Find the distribution of $\sqrt{X^2+Y^2}$ where $X$ and $Y$ are independent normally distributed $\mathcal{N}(0,1)$.
What is the best way to go about this? I tried finding the distribution of $X^2$ and $Y^2$ and then adding the two distributions, but this results in an undefined integral.
Or do we let $U=\sqrt{X^2+Y^2}$ and $V=X$ and then find the joint distribution of $U$ and $V$ and then find the marginal distribution of $U$?
I have the answer I am meant to reach; just can't get there.
$$\begin{eqnarray*} F_z(z) = \mathbb{P}[X^2+Y^2\leq R^2]&=&\frac{1}{2\pi}\iint_{x^2+y^2\leq R^2}e^{-\frac{x^2+y^2}{2}}\,dx\,dy \\ &=& \frac{1}{2\pi}\int_{0}^{2\pi}\int_{0}^{R}\rho e^{-\rho^2/2}\,d\rho\,d\theta = 1 - e^{-R^2/2} \end{eqnarray*}$$
hence the distribution of $Z=\sqrt{X^2+Y^2}$ has a probability density function supported on $\mathbb{R}^+$ and given by: $$f_Z(z)=z\, e^{-z^2/2}.$$
Let $X=R\cos A$ and $Y=R\sin A$ where $R>0$ and $A\in (0,2\pi)$. You want to find the distribution of $R$.

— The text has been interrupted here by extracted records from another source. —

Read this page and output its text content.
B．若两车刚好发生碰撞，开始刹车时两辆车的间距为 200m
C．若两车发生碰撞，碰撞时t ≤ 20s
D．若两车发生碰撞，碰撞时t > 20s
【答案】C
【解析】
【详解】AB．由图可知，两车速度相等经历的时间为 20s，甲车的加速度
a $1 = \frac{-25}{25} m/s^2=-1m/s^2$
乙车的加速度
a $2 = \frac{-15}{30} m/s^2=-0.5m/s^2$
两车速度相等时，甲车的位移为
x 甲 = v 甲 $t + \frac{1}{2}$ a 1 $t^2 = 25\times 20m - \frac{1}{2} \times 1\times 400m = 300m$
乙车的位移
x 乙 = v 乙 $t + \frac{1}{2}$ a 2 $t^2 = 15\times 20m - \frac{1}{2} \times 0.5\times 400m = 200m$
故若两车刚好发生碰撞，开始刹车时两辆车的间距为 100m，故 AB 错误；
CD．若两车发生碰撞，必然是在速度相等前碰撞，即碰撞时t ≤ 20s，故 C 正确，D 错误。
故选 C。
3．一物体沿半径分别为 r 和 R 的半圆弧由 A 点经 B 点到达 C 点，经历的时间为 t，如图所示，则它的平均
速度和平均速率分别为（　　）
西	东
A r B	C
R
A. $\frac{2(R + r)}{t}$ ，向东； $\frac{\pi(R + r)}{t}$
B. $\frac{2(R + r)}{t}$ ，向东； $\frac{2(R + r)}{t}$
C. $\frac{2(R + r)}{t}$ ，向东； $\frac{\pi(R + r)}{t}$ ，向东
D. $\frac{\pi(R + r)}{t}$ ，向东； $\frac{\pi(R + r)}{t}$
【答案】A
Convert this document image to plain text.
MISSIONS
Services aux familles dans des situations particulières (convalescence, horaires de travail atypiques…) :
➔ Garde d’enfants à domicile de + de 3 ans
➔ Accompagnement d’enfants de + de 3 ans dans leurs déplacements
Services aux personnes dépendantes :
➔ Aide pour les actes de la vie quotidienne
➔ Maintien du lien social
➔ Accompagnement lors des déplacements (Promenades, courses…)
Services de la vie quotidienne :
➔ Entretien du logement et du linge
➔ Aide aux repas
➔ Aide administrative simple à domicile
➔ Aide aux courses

So the Jacobian turns out to be $r$.
So the joint distribution of $R$ and $A$ is $$f_{R,A}(r,a)=\dfrac{r}{2\pi}e^{\dfrac{-r^2}{2}}$$.Note that $R$ and $A$ are independent.
Integrate out $A$ from $0$ to $2\pi$ to obtain the marginal of $R$ as $f_R(r)=re^\dfrac{-r^2}{2}$ where $r>0$